|Student:||Bastian van den Bout|
|Timeline:||March 2016 - 17 June 2020|
The behavior of hazardous land surface processes is substantially influenced by their repeated or simultaneous occurrence. Hazardous land surface processes include erosion, flooding, flash floods and debris flows, which frequently occur in tropical semi-mountainous regions. The hydrological cycle often triggers hazardous land surface processes by intense precipitation events. As precipitation is a trigger that applies to a variety of hazardous land surface processes, this results in multi-hazard events where several processes are triggered simultaneously. Multi-hazard events have complex internal interactions and that have substantial impact on their behavior, and change the way that the land surface is altered (Figure 1).
Figure 1 The cascading effect of hazardous land surface processes through the altered land surface state.
The substantial influence of multi-hazard interactions and temporal feedbacks on the behavior of hazardous land surface processes has been reported in a variety of environments.
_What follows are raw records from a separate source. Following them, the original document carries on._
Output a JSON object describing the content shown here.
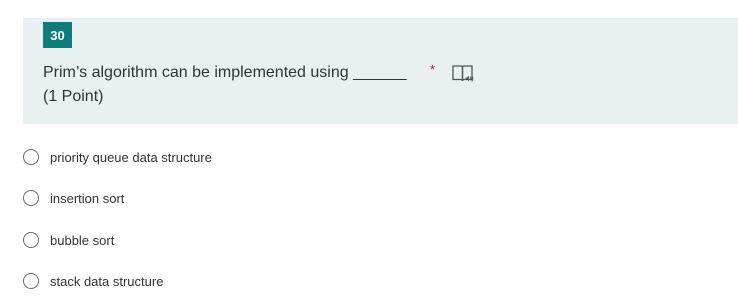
{
  "question": {
    "number": "30",
    "text": "Prim’s algorithm can be implemented using ______",
    "required_marker": "*",
    "points": "(1 Point)",
    "reader_icon": "immersive-reader-icon"
  },
  "options": [
    {
      "label": "priority queue data structure"
    },
    {
      "label": "insertion sort"
    },
    {
      "label": "bubble sort"
    },
    {
      "label": "stack data structure"
    }
  ],
  "colors": {
    "badge": "#0f7b7b",
    "header_bg": "#e9f0f1",
    "required": "#a4262c"
  }
}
Spatial interactions include blocked rivers or drainage channels by debris flows, in turn causing flooding. Flow properties can be directly affected, such as the viscosity of debris flows when they are diluted by overland flow. Several temporal feedbacks are furthermore known. Debris flows frequently leave loose materials exposed to runoff, where vegetation only restores after several decades. In many areas prone to flooding, storms cause debris and sediment deposits in channels and rivers, which decrease transport capacity.
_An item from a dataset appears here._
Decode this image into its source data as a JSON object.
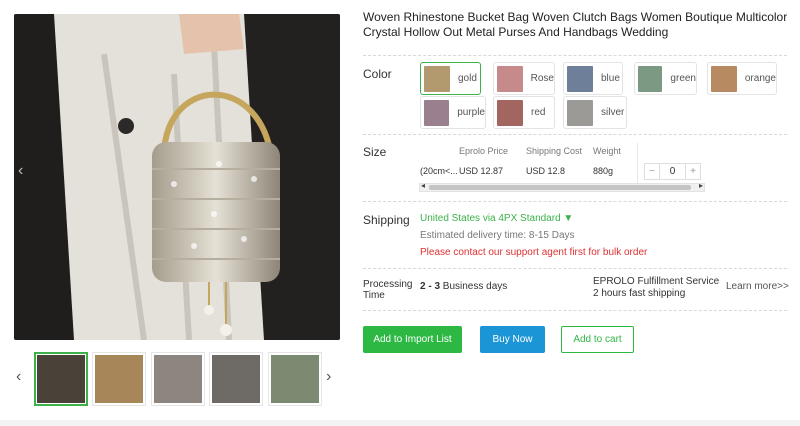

Important fields where a complete understanding of the development of hazard behavior is required are long term Disaster Risk Management (DRM) and Urban Planning. Disaster risk can be defined as the combined expression of vulnerability, exposure and hazard (Figure 2). The cascading effects of multi-hazard events strongly influences the hazard behavior. Simultaneous or repeated occurrence of land surface processes alter the process behavior and therefore hazard, exposure and risk. Vulnerability is furthermore influenced through time by the reduced effectiveness of disaster risk measures. DRM can, through understanding and through adaptation and mitigation, reduce the financial damage and casualties that are caused predominantly by land surface hazards. The decision making process for both the adaptation to, and mitigation of, extreme land surface processes is predominantly based on future projections of risk, exposure and vulnerability. Long-term DRM plans are generally constructed for the coming decades and therefore need a long term vision on the impact of extreme land surface processes. Due to this, an increase in understanding of cascading feedbacks in multi-hazard behavior would significantly aid the decision making process for DRM.
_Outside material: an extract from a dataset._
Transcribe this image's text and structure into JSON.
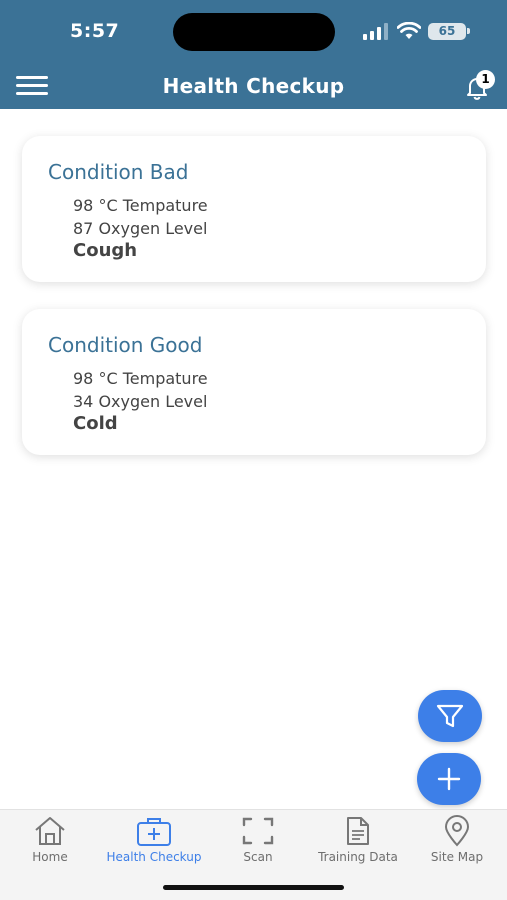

Within the research project, two primary goals are set. First, a modelling method is developed that includes both geomorphological processes such as debris flows, (shallow) landslides and erosion, and hydrological processes, such as infiltration, interception, runoff and flooding (Figure 2). Within this model, that is primarily based on existing knowledge, the interactions between different hazardous processes are simulated. During the second phase, the temporal feedbacks will be investigated. In this investigation, the developed model will be used to simulate recurring intense precipitation events and the effect on a landscape.
Figure 2 On overview of the processes that we will include in an integrated model.
In summary, natural hazards take place simultaneously and show complex interactions and behaviors. To increase understanding of hazardous processes, an integrated approach to modelling is needed. We want to help the development of the tools to analyze multi-hazard events in a holistic manner. Based on these tools, long-term temporal behavior can be investigated, which can aid disaster-preparedness.